Treading the line between minimal footprint and a sensible online presence is not easy. Marcus Cotton of Tiger Mountain Pokhara Lodge in Nepal explains to Jeremy Torr how his low profile approach has worked.
Kathmandu, October 2015. Marcus Cotton says he never meant to be the manager of a successful eco-destination in the Himalayas, but things just turned out that way. Given the accidental nature of his role, he shows remarkable dedication to the place - and its environment.
Marcus Cotton has been manager at Tiger Mountain Pokhara Lodge for the last 14 years. "I had previously worked with the Nepali National Trust and at Tiger Tops lodge, but wasn't looking for a job here in Nepal. Then the opportunity came up, so I came to Tiger Mountain Pokhara Lodge (TMPL)," he says. It's not a bad place, with panoramic views of three of the world’s eight-thousand meter high Himalayan peaks, Dhaulagiri, Annapurna, and Mansalu. Understandably, he's been there for the last 14 years.
Cotton's key goals at TMPL are environmental conservation, empathy with the local culture and putting back in the community. As a result the lodge employs as much local staff as it can, grows its own vegetables for a mainly Nepali menu, and is in the process of introducing a grey water recycling system using reed-bed filters. TMPL is hoping this will cut laundry water waste by 90% and also supply water irrigation to the lodge's organic vegetable gardens.
But the challenge of getting a coherent, targeted message out to potential visitors who know what to expect at such a place - and as importantly, who value the goals it lives by - is a big one, says Cotton. He says that the internet is a key platform, but not the only one.

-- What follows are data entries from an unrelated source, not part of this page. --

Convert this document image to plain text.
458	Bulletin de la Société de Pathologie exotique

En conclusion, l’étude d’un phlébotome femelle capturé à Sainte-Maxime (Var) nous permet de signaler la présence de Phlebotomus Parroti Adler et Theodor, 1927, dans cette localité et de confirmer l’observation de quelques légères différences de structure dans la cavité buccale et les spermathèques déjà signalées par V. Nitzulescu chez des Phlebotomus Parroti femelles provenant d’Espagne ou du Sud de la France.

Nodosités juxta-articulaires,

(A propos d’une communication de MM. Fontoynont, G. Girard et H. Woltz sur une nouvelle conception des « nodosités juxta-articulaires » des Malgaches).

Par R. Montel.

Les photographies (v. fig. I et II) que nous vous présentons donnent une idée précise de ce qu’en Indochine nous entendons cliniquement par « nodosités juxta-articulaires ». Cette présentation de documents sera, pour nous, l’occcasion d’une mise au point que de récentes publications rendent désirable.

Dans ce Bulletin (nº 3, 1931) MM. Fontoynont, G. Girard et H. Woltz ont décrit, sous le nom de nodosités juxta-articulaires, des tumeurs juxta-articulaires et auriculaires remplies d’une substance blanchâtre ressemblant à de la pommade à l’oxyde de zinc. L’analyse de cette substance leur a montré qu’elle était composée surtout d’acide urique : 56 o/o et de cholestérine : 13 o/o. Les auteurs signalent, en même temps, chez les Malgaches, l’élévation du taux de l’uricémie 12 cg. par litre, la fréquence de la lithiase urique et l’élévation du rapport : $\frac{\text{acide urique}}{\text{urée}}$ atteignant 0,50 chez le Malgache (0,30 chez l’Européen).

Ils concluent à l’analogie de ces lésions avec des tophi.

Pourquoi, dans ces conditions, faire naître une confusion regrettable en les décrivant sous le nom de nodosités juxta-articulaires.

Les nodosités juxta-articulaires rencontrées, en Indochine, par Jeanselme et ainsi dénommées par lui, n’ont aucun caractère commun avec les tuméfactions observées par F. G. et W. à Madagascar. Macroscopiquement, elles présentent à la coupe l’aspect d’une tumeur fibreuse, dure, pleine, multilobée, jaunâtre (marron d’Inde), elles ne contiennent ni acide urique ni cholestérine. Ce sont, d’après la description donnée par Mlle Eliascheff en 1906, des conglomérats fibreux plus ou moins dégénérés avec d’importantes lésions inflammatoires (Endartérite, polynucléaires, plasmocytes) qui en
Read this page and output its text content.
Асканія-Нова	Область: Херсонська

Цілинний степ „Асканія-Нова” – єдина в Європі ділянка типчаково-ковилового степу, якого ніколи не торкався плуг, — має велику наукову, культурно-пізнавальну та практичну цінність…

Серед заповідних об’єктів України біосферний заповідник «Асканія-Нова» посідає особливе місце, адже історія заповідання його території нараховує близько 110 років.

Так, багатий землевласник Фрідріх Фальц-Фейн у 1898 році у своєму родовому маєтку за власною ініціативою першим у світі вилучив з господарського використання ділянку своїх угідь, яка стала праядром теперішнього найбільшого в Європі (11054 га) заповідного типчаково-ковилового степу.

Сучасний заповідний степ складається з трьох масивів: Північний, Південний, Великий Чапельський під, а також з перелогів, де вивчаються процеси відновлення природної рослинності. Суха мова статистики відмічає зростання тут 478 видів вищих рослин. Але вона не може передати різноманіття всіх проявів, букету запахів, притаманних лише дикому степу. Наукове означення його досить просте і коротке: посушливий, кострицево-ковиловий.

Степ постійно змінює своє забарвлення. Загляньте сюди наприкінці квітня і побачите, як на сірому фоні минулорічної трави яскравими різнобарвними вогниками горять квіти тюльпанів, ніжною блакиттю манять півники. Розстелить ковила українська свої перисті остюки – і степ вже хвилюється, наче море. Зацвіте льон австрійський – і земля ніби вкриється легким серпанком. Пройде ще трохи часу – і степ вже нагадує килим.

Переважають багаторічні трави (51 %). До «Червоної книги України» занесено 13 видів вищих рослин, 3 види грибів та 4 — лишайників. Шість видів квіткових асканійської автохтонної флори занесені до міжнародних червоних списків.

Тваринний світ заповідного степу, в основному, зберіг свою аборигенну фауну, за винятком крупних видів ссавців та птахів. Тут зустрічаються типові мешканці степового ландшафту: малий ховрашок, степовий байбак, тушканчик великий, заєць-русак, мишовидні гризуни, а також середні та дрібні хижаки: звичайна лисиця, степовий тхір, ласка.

"It's easy to say, oh, we will go on Facebook," he says, "but it's much more than that. You can't simply put everybody in one basket. You need to know what the expectations are from the people who you are talking to."
Cotton says that for an enterprise like TMPL, the important issue is to recognise both the market segment that is being targeted, and the mechanisms that exist for taking their bookings. He argues that for a specialist product that is aiming at people who are already interested in conservation, it really is not necessary to offer a super-connected, one-click, immediate response booking offer.
"We have what we think is a good website, with plenty of information and some beautiful pictures - people love looking at pictures not long and wordy descriptions - but simply offer a contact form for further information," he says. "For us, it's not about booking immediately, its about providing information," he explains.
Cotton is aware, however of the importance of providing information on the site that is believable; including from third-party organisations as well as visitors. TMPL has commissioned a UK company, JUSTReports, to carry out a regular environmental and sustainability audit of the lodge's performance. These are posted online to support TMPL's claims to be a good corporate citizen; it's not just about saying "we are best" and hoping potential customers will believe it says Cotton.
That JUSTReports was spun out of Manchester University under the guidance of Professor Harold Godwin, a notable Sustainable Tourism expert, speaks volumes to his target market, say Cotton.
"We can put a report on our website verifying that we are doing what we say we are, and that is very important," says Cotton.
The other issue that TMPL is very aware of is the positioning for a product such as it offers. In such a highly segmented market TMPL still takes some 60-70% of its business from specialist tour operators; as a result says Cotton they would likely lose up to 50% of their existing business if they went online only.
"Once you go outside the traditional agent business approach, you need to be very careful," he says. "Once you are online you need to remember that it's all about shopping around for the best price and undercutting agency prices," he adds.
The decision to stay with an agency-driven model doesn't mean, as Cotton says, that an operator has to be "a Luddite" and completely reject net-based marketing and booking.
In fact TMPL lodge deals with global online booking agency Agoda though a local representative. Cotton says that TMPL is more than satisfied with the results they get through the internet-only travel giant.
"The key thing we have found is you need to stay in control of your online content," he says. "It must remain a tool not a tyrant that sucks up vast amounts of time and effort."
As such, TPML has stuck with a "page-based" website layout; Cotton says it is deliberately designed to replicate a print brochure and to be an information tool - but without pop-ups, clickable everything and wholesale interaction.
"There is a psychological difference between paper and email, and we try to keep our interactions as personal as possible. I always start my emails with 'Dear David' or similar. Just saying 'Hi there David' on the first line doesn't convey the same effect to the kind of people we are talking to," he says.
Cotton's final advice to any niche operator wanting to use the internet to make good business in the sustainable tourist market is simple.
"It's something we all need to embrace, but at the same time [you] need to be cautious and sensible. Don't get too excited about being on the internet. There's plenty of greenwashing on the web, so be upfront about what you offer and what you don't, and put it in the public domain."
"And don't get too passionate about new technology," he adds. "That way it runs the risk of clouding your judgement about what works and what doesn't."